Let's say they get the No. 1 and No. 4 guys on that list, with Leonard taking the max and Middleton taking a starting salary of $20 million. That gives them a superstar and a fringe star in their prime to play with Ball, Ingram and Kuzma as they are coming into their own. Hart will still be on the roster, too, as will the player they draft this summer with the Cleveland pick and the player they draft with their own pick in 2019.
I didn't bother using the cap space in 2018 in this simulation, but they could conceivably get a few guys on Kentavious Caldwell-Pope-like one-year deals. It is important they figure out a strategy there because that will influence how they perform next season and, thus, where their pick falls. Here, we are assuming the Lakers remain one of the league's worst teams and end up with the No. 2 pick. This would be nice, but let's look at a different situation …
A 2019 alternative: Striking gold
Let's say the Lakers get the 10th pick instead of the second pick in 2019. That would give them two maximum slots, without having to dump any additional players or move the Deng contract. This could let them sign Leonard and Thompson (or Butler and Thompson, or Leonard and Butler, you choose).
I know signing LeBron would be the best-case scenario, but this might be my favorite outcome. Leonard and Ingram can do the bulk of the playmaking, with Ball and Thompson fitting in to make their lives easier in their distinct ways. Leonard would only be 28 at this point and Thompson would be 30. It is unclear if these guys would want to leave the situations they're in now, but a lot can change in between now and then.
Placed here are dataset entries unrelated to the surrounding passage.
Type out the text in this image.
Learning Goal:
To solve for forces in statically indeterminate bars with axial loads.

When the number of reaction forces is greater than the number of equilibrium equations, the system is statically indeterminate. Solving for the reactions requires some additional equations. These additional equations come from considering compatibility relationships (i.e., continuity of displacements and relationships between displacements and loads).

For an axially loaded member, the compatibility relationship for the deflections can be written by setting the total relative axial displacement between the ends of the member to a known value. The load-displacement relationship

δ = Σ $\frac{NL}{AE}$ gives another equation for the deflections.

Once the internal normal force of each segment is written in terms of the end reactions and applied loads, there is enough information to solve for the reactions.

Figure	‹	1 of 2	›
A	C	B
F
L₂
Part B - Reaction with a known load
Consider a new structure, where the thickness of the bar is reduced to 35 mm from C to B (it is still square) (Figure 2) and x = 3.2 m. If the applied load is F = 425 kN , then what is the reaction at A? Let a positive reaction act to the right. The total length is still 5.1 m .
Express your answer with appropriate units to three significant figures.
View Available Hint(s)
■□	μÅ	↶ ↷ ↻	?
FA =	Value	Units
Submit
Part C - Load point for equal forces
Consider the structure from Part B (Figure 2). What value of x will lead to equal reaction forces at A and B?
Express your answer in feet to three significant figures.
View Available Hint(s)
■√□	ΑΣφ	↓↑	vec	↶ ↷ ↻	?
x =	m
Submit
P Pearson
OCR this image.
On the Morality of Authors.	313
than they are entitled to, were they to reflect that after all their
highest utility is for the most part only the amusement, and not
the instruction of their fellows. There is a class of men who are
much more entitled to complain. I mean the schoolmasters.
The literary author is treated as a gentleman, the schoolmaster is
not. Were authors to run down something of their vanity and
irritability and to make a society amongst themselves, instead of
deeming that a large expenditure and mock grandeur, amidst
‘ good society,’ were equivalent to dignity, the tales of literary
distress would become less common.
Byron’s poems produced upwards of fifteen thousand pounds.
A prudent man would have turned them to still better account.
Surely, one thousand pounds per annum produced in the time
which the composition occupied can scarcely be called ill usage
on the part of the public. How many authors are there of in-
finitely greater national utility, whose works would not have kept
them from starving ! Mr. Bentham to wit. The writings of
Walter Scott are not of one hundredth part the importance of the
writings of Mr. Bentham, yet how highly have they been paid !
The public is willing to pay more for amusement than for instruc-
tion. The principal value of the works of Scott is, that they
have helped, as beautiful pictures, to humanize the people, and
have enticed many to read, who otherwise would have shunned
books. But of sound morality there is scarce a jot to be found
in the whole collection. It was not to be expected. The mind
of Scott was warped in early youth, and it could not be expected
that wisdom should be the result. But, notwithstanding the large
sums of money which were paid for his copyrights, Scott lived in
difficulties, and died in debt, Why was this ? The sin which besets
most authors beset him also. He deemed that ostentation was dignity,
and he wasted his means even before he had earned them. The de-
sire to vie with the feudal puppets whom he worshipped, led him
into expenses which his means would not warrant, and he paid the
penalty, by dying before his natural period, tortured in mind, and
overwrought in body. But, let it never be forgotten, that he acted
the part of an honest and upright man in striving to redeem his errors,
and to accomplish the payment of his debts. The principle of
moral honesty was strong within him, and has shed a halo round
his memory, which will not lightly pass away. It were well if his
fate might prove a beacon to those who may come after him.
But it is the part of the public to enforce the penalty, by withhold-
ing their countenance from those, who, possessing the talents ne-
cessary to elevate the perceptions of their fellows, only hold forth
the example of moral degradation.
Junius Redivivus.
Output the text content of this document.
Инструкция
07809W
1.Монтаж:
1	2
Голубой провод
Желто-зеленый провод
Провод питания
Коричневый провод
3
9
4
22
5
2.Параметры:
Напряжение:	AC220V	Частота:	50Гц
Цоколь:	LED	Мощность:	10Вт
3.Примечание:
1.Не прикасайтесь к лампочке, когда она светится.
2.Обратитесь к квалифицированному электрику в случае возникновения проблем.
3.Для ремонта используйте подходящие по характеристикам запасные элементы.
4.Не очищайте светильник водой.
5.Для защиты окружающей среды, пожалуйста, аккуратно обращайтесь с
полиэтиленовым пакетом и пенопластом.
Essentially, the Lakers are in a position of strength because of the trade they made. They have a bunch of good players on rookie contracts, and they have two chances to hit a home run in free agency before they have to pay Ingram. The LBJ-PG dream is what everybody is talking about, but the cap space could be used in other ways, whether it involves these 2019 free agents or absorbing another team's disgruntled franchise player in a trade. Every front office in the league values flexibility, and the Lakers suddenly have that. Let's see how they use it.